No entanto, como já sabemos, a unilateralidade da psique pode ser prejudicial. Quando concentramos energia demais para criarmos essa personalidade superficial, acabamos por negligenciar alguns aspectos de nós mesmos, que existem, mas que preferimos ignorar. Este repertório de coisas reprimidas e negligenciadas, a psicologia analítica entende por Sombra e nela habita todo um potencial de coisas que preferimos não aceitar pelo medo da rejeição social que isso implicaria.
“A sombra e a persona são ‘pessoas’ estranhas ao ego que habitam a psique junto com a personalidade consciente que nós próprios sabemos ser. Há a ‘pessoa pública’ e oficial a que Jung chamou de persona, a qual está mais ou menos identificada com a consciência do ego e forma a identidade psicossocial do indivíduo. E, no entanto, é também, tal como a sombra, alheia ao ego, embora o ego se sinta mais a vontade com a persona pelo fato de ela ser compatível com normas e costumes sociais. A personalidade da sombra não está visível e só aparece em ocasiões especiais. “(STEIN, 1995)
Mas quais ocasiões especiais seriam essas? Talvez o Carnaval seja uma delas. Nos forçamos tanto para ser alguma coisa que não somos, que na primeira oportunidade de vestir uma máscara física, retiramos nossa máscara simbólica e mostramos quem realmente somos e o que temos vontade de fazer.
“Pensamos que nossas máscaras mantêm nosso eu interior escondido, mas, todas as vezes que nos recusamos a reconhecer aspectos nossos e quando menos esperamos, ele dá um jeito de erguer a cabeça e fazer-se conhecido”. (FORD, 1998)
É de extrema necessidade, portanto, que nos tornemos conscientes desse lado sombrio que nos habita, pois só assim poderemos nos beneficiar de uma vida psíquica integrada e equilibrada, sem ficarmos a mercê de induções coletivas para sermos verdadeiramente livres.

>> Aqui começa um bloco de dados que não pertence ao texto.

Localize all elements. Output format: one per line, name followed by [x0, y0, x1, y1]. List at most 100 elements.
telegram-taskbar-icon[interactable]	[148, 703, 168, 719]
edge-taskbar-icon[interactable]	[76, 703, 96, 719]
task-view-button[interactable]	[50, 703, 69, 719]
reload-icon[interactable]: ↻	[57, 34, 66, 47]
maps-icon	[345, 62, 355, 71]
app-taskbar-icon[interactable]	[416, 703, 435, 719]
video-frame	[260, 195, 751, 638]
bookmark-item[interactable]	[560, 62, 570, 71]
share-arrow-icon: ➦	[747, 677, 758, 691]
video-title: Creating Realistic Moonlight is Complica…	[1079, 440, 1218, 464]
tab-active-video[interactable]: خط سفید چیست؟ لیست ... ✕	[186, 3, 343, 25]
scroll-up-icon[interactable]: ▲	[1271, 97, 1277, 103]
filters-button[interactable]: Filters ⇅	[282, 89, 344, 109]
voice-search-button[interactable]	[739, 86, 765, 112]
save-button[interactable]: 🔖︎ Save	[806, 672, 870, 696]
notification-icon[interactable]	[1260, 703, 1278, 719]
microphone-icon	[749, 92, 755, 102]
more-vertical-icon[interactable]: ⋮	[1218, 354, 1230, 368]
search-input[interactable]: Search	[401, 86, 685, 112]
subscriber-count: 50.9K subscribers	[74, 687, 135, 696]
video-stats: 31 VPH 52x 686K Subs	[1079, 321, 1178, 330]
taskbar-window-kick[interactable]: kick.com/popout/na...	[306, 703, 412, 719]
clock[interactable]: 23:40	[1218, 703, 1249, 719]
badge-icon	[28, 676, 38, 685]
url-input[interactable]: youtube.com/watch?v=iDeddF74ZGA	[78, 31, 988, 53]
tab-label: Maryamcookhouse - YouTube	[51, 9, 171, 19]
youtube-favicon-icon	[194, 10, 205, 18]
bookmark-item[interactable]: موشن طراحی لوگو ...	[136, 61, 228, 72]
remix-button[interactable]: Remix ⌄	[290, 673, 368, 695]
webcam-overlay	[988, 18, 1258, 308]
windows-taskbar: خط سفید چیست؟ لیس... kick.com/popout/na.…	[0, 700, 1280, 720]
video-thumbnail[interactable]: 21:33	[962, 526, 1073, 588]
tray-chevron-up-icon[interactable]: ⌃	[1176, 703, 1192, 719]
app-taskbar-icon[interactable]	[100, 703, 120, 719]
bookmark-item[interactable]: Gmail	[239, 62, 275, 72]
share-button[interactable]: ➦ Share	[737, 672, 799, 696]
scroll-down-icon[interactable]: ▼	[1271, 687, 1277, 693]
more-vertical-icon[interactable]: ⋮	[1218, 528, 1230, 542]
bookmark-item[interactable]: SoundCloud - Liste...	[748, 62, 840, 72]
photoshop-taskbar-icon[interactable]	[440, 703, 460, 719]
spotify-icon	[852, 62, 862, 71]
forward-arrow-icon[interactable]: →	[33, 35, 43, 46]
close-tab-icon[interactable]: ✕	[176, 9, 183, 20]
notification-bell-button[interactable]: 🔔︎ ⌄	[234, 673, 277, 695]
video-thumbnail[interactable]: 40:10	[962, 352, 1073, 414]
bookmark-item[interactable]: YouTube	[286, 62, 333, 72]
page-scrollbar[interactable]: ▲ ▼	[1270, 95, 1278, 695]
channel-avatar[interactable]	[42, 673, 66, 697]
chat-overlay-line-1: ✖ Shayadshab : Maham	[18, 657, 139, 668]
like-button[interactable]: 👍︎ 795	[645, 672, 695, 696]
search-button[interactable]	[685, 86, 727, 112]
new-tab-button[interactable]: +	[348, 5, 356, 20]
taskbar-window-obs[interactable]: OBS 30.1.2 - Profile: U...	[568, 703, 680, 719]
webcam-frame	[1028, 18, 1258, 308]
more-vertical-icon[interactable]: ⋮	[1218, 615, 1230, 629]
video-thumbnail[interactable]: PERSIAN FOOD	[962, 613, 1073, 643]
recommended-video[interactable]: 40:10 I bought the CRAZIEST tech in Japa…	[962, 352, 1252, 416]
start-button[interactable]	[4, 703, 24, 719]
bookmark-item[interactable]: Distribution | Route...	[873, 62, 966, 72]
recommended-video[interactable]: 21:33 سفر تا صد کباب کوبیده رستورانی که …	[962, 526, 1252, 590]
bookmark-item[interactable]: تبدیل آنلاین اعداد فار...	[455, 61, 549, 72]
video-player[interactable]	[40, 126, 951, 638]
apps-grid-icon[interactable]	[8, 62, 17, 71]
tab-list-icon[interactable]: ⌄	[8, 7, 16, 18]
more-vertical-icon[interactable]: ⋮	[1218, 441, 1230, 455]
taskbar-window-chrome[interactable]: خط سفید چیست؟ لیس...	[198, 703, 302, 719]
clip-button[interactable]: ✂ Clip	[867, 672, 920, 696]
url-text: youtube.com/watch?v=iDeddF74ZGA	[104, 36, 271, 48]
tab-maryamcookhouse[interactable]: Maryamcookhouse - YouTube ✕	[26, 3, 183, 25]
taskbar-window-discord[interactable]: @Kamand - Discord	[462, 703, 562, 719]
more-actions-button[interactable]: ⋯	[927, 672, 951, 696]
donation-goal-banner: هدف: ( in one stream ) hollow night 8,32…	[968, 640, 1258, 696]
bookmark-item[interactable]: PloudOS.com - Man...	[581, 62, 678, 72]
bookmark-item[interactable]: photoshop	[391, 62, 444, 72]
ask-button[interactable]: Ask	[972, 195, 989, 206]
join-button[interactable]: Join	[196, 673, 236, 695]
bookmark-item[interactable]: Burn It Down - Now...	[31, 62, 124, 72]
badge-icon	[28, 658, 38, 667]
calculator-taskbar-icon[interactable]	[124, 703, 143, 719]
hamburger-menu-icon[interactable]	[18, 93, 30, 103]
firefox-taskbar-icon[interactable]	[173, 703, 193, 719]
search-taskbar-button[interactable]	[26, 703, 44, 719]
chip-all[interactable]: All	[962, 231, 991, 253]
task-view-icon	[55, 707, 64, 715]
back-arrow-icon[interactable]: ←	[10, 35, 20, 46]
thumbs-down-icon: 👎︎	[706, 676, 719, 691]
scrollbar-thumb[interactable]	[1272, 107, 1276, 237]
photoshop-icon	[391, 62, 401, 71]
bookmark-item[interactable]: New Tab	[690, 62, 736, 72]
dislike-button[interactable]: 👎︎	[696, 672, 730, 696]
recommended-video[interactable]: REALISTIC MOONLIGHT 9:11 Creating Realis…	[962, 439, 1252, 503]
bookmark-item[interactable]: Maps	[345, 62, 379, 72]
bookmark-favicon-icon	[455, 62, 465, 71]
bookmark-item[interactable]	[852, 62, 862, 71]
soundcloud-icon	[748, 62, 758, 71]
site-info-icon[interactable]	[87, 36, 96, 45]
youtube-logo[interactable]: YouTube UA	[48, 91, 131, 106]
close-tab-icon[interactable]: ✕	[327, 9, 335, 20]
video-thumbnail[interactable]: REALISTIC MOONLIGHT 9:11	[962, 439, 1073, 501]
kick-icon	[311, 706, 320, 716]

Não espere o carnaval para dançar, para ser feliz e muito menos para expressar sua sexualidade. Faça isso diariamente, com bom senso. Aceite suas imperfeições, assuma que tem vontades e desejos, lide com eles, não os negue. Como diria Jung: “Ninguém se torna iluminado imaginando figuras de luz, mas tornando a escuridão consciente".
Depus a Máscara
Depus a máscara e vi-me ao espelho. –
Era criança de há quantos anos.
Não tinha mudado nada...
É essa a vantagem de saber tirar a máscara.
É-se sempre criança,
O passado que foi
A criança.
Depus a máscara, e tornei a pô-la.
Assim é melhor,
Assim sem a máscara.
E volto à personalidade como a um términus de linha.
Álvaro de Campos, in “Poemas”.
Heterônimo de Fernando Pessoa
Referências Bibliográficas:
FORD, Debbie. O Lado Sombrio dos Buscadores da Luz. São Paulo: Cultrix, 1998.
JUNG, Carl. A Natureza da Psique. Petrópolis: Vozes, 1991.
STEIN, Murray. Jung – O Mapa da alma. SP: Cultrix, 1995.